Donald Trump’s Gaza plan has stumbled on the first day as White House moves into damage control
![Cameron Stewart](https://media.theaustralian.com.au/authors/images/bio/cameron_stewart.png)
It has taken less than 24 hours for the wheels to fall off Donald Trump’s Gaza plan, as a tsunami of opposition to the idea swells around the world and lays bare the impossibility of his vision as it currently stands.
The White House is now frantically trying to rewrite, reinterpret and soften the President’s words to salvage something from a policy idea that has inflamed the Arab world and has been shunned even by America’s allies and by Trump’s own MAGA faithful.
On Wednesday, Trump declared that the US would take unilateral ownership of Gaza and move its two million Palestinians “permanently” to other countries, rebuild the destroyed enclave and might use US troops to achieve those aims.
Now, the White House says that any relocation of Palestinians out of Gaza would only be temporary, no US money would be used to rebuild Gaza and that there were no current plans to involve US troops.
We are watching a giant backflip unfold in real time here and it is likely to continue for some time as the White House tries to control the fallout from the President’s incendiary proposal.
The best that can be said about Trump’s Gaza plan is that it is a brazen opening gambit that shakes up conventional, stale and failed thinking on Gaza and pressures Arab states to confront their hypocrisy of the fate of Palestinians. These are not bad things. But, sadly, they are the only positive aspects of a presidential thought-bubble, which appears to have been embraced by no one except Israeli far-right leaders and settlers who would love nothing more than the complete expulsion of Palestinians from the Middle East.
The political costs of Trump’s Gaza proposal far outweigh any benefits. By failing – inexplicably – to clarify whether the removal of people from Gaza would be voluntary or forced, the President has exposed the US to claims that it seeks to use force, thereby perpetuating ethnic cleansing in clear breach of international law and decent international behaviour.

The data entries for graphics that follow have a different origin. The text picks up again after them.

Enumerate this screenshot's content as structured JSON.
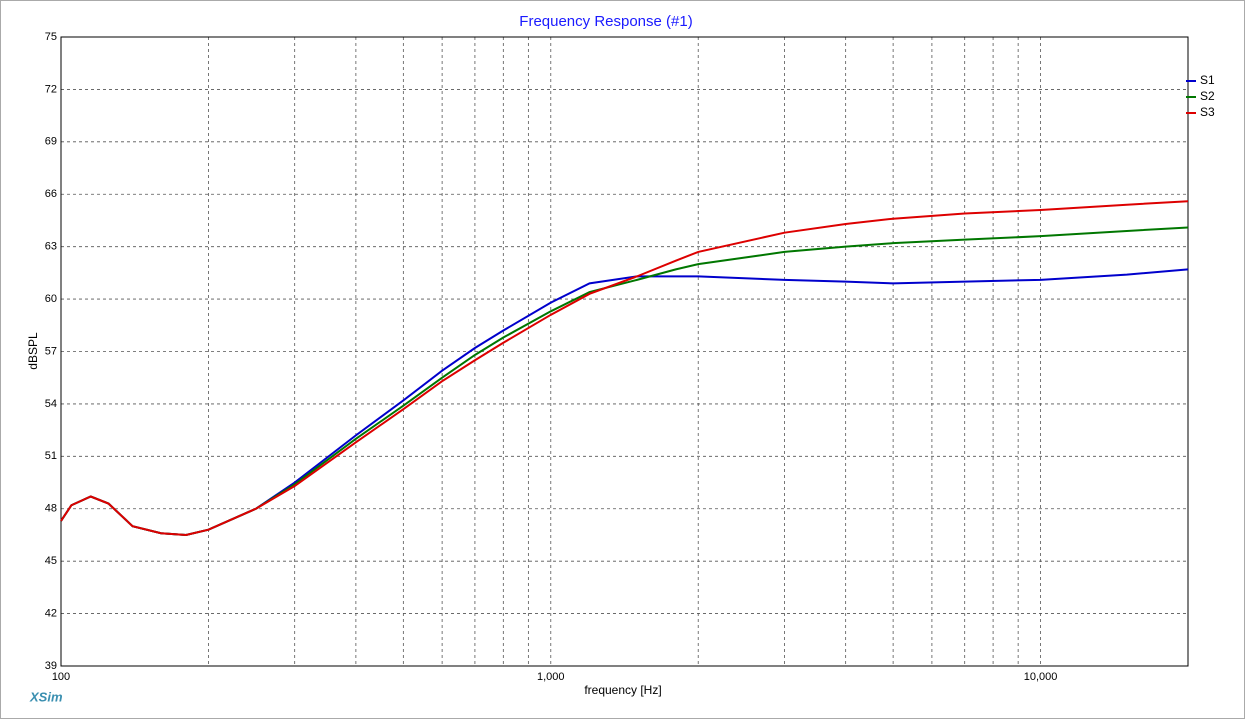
{
  "chart_data": {
    "type": "line",
    "title": "Frequency Response (#1)",
    "x_label": "frequency [Hz]",
    "y_label": "dBSPL",
    "watermark": "XSim",
    "x": [
      100,
      105,
      115,
      125,
      140,
      160,
      180,
      200,
      250,
      300,
      400,
      500,
      600,
      700,
      800,
      1000,
      1200,
      1500,
      1800,
      2000,
      3000,
      4000,
      5000,
      7000,
      10000,
      15000,
      20000
    ],
    "series": [
      {
        "name": "S1",
        "color": "#0000cc",
        "values": [
          47.3,
          48.2,
          48.7,
          48.3,
          47.0,
          46.6,
          46.5,
          46.8,
          48.0,
          49.5,
          52.2,
          54.2,
          55.9,
          57.2,
          58.2,
          59.8,
          60.9,
          61.3,
          61.3,
          61.3,
          61.1,
          61.0,
          60.9,
          61.0,
          61.1,
          61.4,
          61.7
        ]
      },
      {
        "name": "S2",
        "color": "#007700",
        "values": [
          47.3,
          48.2,
          48.7,
          48.3,
          47.0,
          46.6,
          46.5,
          46.8,
          48.0,
          49.4,
          52.0,
          53.9,
          55.5,
          56.8,
          57.8,
          59.3,
          60.4,
          61.1,
          61.7,
          62.0,
          62.7,
          63.0,
          63.2,
          63.4,
          63.6,
          63.9,
          64.1
        ]
      },
      {
        "name": "S3",
        "color": "#dd0000",
        "values": [
          47.3,
          48.2,
          48.7,
          48.3,
          47.0,
          46.6,
          46.5,
          46.8,
          48.0,
          49.3,
          51.8,
          53.7,
          55.3,
          56.5,
          57.5,
          59.1,
          60.3,
          61.3,
          62.2,
          62.7,
          63.8,
          64.3,
          64.6,
          64.9,
          65.1,
          65.4,
          65.6
        ]
      }
    ],
    "x_log": true,
    "xlim": [
      100,
      20000
    ],
    "xticks": [
      100,
      {
        "value": 1000,
        "label": "1,000"
      },
      {
        "value": 10000,
        "label": "10,000"
      }
    ],
    "x_minor_ticks": [
      200,
      300,
      400,
      500,
      600,
      700,
      800,
      900,
      2000,
      3000,
      4000,
      5000,
      6000,
      7000,
      8000,
      9000
    ],
    "ylim": [
      39,
      75
    ],
    "yticks": [
      39,
      42,
      45,
      48,
      51,
      54,
      57,
      60,
      63,
      66,
      69,
      72,
      75
    ],
    "grid": true,
    "legend": "top-right"
  }
}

It is inconceivable that the US would seek to forcibly remove some two million Palestinians from Gaza, so why didn’t Trump make it clear that he was calling for Palestinians to leave Gaza voluntarily?
By also claiming he wanted these departures to be permanent, he fundamentally misjudged the history of the region, ignoring the deep-seated Palestinian attachment to a homeland. Through real-estate eyes, he made the mistaken assumption that for most Gazans a safer existence in a foreign country with a nice home would outweigh the importance of Palestinian self-identity.

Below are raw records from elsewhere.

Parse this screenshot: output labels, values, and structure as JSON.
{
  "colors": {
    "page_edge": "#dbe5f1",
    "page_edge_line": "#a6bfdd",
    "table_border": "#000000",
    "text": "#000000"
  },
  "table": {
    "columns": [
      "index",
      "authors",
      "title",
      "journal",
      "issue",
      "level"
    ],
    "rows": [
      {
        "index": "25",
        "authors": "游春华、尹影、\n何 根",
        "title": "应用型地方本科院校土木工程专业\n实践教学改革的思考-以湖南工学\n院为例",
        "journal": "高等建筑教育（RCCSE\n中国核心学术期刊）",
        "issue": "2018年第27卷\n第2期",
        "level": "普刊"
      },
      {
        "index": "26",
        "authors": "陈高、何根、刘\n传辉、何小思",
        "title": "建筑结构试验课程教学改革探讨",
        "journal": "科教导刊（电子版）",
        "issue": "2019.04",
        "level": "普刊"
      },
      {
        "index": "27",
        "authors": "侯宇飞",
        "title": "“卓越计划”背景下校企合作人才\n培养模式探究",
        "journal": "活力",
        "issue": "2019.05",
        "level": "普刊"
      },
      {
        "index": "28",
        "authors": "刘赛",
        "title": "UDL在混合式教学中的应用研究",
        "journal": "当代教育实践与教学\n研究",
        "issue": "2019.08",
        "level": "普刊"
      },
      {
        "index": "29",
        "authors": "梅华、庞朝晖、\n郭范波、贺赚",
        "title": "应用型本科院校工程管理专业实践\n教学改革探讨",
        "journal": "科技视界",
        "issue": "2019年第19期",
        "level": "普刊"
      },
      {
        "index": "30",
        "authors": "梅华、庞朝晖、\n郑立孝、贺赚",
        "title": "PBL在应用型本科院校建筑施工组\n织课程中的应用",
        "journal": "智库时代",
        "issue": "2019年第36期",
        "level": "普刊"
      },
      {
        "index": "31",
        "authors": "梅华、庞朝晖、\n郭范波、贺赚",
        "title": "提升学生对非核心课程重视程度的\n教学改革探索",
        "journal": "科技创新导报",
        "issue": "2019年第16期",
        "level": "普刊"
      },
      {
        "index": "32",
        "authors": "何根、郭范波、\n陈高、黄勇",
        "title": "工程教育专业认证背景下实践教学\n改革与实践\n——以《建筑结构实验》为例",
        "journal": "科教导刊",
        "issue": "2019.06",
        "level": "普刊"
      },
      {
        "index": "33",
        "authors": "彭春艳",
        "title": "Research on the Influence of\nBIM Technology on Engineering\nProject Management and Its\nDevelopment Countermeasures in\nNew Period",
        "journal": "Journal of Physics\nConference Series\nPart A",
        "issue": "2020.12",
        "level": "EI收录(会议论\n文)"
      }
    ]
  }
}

This misjudgment has angered the Arab world and has put at risk Trump’s hopes of striking a historic deal with Saudi Arabia to normalise relations with Israel.
What’s more, by claiming, with no legal basis, that America would take ownership of Gaza, Trump undermines the notion of sovereignty around the world. It makes it harder for the US to take the moral high ground when criticising Russian leader Vladimir Putin’s invasion of Ukraine, or when warning China’s Xi Jinping that any move to forcibly take Taiwan would be a breach of international norms and morals.
What is most surprising about Trump’s Gaza plan is that it goes against everything he campaigned for in promising not to embroil the US in new conflicts in the Middle East, at a potential cost of the lives of US troops.
It’s not surprising to see that even Trump’s fellow Republicans are uneasy with this plan.
And who did Trump think was going to pay for the rebuilding of Gaza?
Trump said the US would own Gaza and lead the rebuilding of it. Yet a day later the White House said no US money would be used to rebuild the enclave.
The only way Trump was ever going to convince Arab nations to accept huge numbers of Palestinians was by paying them a tonne of money and other enticements to do so. If that is not forthcoming, then they are hardly likely to overturn their strident opposition to the idea.
However, Trump’s unconventional thinking on the Middle East should not always be criticised simply because it is unconventional. He has foreign policy successes to his name because of it, including the 2020 Abraham Accords that normalised Israel’s relations with several Middle East countries.
Trump has also been quicker than the Democrats to understand the dark heart of Iran’s ruling mullahs and the need to keep maximum pressure on Tehran. But with his Gaza proposal, he has miscalculated. The challenge now will be to massage this unworkable idea into something more practical that can eventually be used constructively to help set Gaza on its long path to recovery.